Being a less polar compound; thebacon is likely more lipophilic than hydrocodone and somewhat faster acting. Effects last 3 - 4 hours, similar to morphine.

More euphoric than morphine. Effects are similar to hydrocodone and include analgesia, excitement, euphoria, anxiolisis, sedation, respiratory depression, itching & miosis. Less constipating than morphine, less sedating than morphine. May produce a greater 'rush' than morphine or hydrocodone upon injection.
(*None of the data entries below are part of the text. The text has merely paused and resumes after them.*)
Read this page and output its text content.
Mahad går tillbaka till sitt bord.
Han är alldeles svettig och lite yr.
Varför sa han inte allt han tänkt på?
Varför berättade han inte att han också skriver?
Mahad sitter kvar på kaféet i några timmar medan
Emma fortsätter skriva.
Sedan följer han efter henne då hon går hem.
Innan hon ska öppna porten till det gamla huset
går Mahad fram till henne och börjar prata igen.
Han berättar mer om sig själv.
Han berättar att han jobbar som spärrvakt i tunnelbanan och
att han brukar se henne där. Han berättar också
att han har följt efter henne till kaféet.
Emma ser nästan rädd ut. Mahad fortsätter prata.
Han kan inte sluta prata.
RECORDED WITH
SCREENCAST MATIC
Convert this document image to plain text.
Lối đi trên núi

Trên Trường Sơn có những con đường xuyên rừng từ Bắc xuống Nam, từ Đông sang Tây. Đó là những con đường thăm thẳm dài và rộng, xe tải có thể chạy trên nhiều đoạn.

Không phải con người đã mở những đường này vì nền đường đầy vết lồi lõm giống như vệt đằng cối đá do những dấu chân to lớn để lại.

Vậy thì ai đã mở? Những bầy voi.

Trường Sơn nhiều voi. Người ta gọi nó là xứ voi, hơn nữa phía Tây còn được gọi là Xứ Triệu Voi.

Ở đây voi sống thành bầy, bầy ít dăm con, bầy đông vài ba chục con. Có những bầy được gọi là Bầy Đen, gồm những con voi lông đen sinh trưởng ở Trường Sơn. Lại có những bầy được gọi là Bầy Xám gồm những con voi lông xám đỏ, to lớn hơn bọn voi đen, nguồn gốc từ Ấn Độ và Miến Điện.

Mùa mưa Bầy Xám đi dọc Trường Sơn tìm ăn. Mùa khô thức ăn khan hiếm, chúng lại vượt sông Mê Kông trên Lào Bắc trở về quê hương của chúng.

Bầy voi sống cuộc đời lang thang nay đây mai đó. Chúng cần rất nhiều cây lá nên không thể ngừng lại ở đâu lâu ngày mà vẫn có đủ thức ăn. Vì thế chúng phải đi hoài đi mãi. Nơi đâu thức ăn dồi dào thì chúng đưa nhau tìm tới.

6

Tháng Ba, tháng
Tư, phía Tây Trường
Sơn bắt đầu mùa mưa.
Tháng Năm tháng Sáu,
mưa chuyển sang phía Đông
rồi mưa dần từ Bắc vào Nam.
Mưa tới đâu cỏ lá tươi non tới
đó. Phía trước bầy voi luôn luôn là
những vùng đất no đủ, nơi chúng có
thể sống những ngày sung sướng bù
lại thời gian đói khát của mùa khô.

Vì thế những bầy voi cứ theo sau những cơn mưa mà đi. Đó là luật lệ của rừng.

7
Tolerance develops at a similar rate to morphine. Morphine equivalent dependence liability with long term use, withdrawal is similar to morphine.

Substitutes fully for morphine in dependent individuals at a similar dose. In once case, a daily dose of 60mg thebacon substituted completely for 50mg daily morphine, when both drugs were given at the same interval four times daily (or every 6 hours).

Addiction liability is at least as high as morphine. Addiction to thebacon first reported in 1931 - patient began taking 10mg daily by injection and quickly worked his way up to 200mg per day, maintaining at this level for over a year. Another patient began at a dose of 5mg daily. He continued taking thebacon at an escalating dose, for its calming & euphoric effect; working up to 40mg daily. Several times he attempted to switch to eukodal but found oxycodone to be inferior. Eventual withdrawal was severely uncomfortable and required a taper with dilaudid.